Nel 2008, influenzato dagli scritti del politologo irlandese Benedict Anderson, Öcalan, che dal ’99 sconta l’ergastolo in isolamento, ha operato una revisione critica delle sue precedenti posizioni. Curiosamente, il “confederalismo democratico” da lui teorizzato ricorda vagamente il sistema ottomano dei millet, le comunità etniche e confessionali che garantivano quell’autonomia amministrativa di cui anche le tribù curde avevano goduto: a venir meno è, in questo senso, l’articolazione feudale del potere, detenuto da assemblee di cittadini più che da capi tribali.

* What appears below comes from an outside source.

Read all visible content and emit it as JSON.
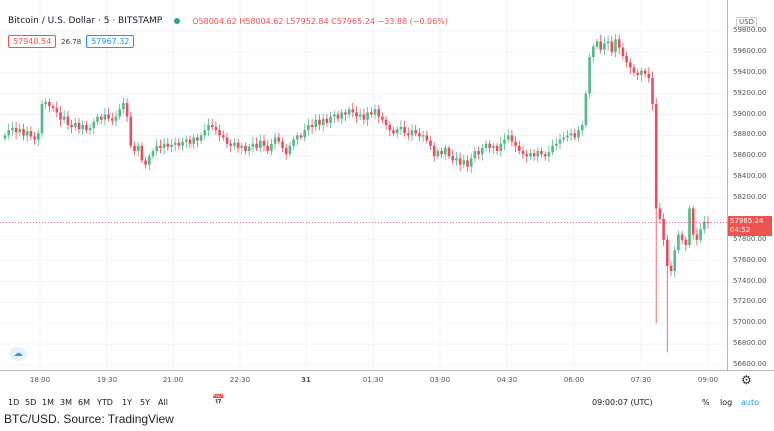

La nascita, nel 2012, di un embrione di stato curdo nella regione siriana del Rojava – governato secondo i principi enunciati da Ocalan – ha causato forti tensioni tra i curdi siriani e quelli iracheni, questi ultimi guidati dal governo di Barzani. Tali tensioni sono sfociate, nel 2015, nella chiusura del valico di Semelka, che divide le due entità territoriali. Come una moneta a due facce, oggi, quel confine demarca il limite tra due volti della stessa causa irredentista.
Si può notare come una visione nazionalistica sia oggi l’unica che rintracciamo nei resoconti mediatici delle vicende attuali. Sì assume la piccola entità siriana di Rojava come essenza della “curdità” e la “ragazza con il fucile” ne è l’icona, perché guerre d’indipendenza e parità di genere sono apparenze che l’Occidente comprende.